Zgłoszenie o mężczyźnie filmującym ludzi wchodzących do lokalu wyborczego trafiło do policji, funkcjonariusze interweniowali, jednak mężczyzna nie łamał prawa nagrywając, został jedynie pouczony o prawie ochrony wizerunku. Stwierdził on jednak, że nie będzie nigdzie emitował i upubliczniał nagrań. Policjantów dało się zauważyć bez trudu – wystarczyło być przez kilkadziesiąt minut w Nowym Stawie, by zaobserwować krążący po mieście radiowóz, a nawet dwa. Poprosiliśmy oficera prasowego Komendy Powiatowej Policji w Malborku o podanie powodu wzmożonych patroli.
- Ze względu na odbywające się w niedzielę dożynki powiatowe w Lichnowach i referendum w Nowym Stawie na terenie miasta i powiatu można było zaobserwować znacznie więcej policjantów – wyjaśnia sierż. szt. Katarzyna Marczyk, oficer prasowy malborskiej policji. - Działania miały na celu zapewnienie ładu i porządku publicznego oraz zapewnienie bezpieczeństwa w ruchu drogowym.
Mimo zakończonego głosowania w Nowym Stawie wciąż jest głośno, a komitet referendalny otwarcie mówi, że niska frekwencja to wynik zastraszania.
- W piątek wieszaliśmy plakaty a pan burmistrz je zrywał – mówi Agata Balińska – Gdula z komitetu referendalnego. - Dostawaliśmy i wciąż dostajemy informacje o tym, że ludzie widząc kamerzystę przed urzędem ze strachu wracali do domów, bo bali się utraty pracy.
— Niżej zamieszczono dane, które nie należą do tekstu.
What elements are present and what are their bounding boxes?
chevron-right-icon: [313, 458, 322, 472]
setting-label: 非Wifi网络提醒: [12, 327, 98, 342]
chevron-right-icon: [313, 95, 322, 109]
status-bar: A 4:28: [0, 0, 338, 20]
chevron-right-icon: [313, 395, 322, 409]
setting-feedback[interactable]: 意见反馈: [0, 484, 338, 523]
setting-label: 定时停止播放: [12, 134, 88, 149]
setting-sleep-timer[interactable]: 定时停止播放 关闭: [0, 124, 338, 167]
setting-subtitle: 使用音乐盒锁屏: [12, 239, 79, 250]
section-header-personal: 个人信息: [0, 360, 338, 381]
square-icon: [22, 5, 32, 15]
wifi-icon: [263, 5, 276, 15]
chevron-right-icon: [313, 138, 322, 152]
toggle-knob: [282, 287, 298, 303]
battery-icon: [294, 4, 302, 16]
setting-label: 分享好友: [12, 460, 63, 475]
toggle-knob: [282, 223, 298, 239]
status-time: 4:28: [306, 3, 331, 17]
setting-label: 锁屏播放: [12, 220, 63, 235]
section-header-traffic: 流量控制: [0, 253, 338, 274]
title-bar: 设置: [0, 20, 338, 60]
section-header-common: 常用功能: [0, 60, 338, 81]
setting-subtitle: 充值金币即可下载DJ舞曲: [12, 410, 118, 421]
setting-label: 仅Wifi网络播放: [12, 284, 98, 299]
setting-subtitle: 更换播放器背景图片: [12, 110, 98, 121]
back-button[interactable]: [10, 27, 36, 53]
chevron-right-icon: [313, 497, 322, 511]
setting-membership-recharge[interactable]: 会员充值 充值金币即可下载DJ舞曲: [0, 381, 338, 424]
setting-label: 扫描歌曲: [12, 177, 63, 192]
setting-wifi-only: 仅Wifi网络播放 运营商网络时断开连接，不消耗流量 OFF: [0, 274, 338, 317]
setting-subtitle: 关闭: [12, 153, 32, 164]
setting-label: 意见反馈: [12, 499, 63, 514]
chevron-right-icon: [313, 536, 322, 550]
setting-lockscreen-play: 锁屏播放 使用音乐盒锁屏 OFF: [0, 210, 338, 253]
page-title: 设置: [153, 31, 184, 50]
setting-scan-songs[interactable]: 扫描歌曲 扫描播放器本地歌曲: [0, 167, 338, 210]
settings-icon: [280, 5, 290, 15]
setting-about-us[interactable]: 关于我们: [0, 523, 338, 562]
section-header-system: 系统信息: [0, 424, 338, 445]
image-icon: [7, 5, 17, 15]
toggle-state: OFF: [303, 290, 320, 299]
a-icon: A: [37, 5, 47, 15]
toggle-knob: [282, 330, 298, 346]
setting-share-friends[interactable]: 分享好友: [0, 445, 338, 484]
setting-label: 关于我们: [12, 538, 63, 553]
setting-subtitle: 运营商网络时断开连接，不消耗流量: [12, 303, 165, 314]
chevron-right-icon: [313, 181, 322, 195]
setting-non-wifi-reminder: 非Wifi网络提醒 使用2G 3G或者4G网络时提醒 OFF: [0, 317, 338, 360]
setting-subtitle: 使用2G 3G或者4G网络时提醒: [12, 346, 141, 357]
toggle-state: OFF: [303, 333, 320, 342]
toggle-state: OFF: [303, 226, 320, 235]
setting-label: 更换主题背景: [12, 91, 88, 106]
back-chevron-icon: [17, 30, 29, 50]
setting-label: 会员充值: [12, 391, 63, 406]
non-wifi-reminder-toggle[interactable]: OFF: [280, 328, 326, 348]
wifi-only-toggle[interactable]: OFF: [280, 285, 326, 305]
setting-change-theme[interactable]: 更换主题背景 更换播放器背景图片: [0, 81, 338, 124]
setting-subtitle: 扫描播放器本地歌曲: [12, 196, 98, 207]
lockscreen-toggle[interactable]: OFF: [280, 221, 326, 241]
W tygodniu poprzedzającym głosowanie poinformowano nas, że ludzie są zastraszani. Nie mamy, niestety, dowodów na to, posiadamy za to nagrania z akcji zrywania plakatów i mężczyzny nagrywającego ludzi.
Członkowie komitetu referendalnego interweniowali także u komisarza wyborczego, ten jednak nie zajmuje się takimi sprawami. Doniesienie wraz z dowodami można złożyć w Sądzie Okręgowym w Gdańsku, jednak nie zapadła jeszcze ostateczna decyzja, czy tak się stanie.
Zadowolony z wyniku referendum jest Jerzy Szałach , który już wcześniej mówił, że liczy na rozsądek mieszkańców.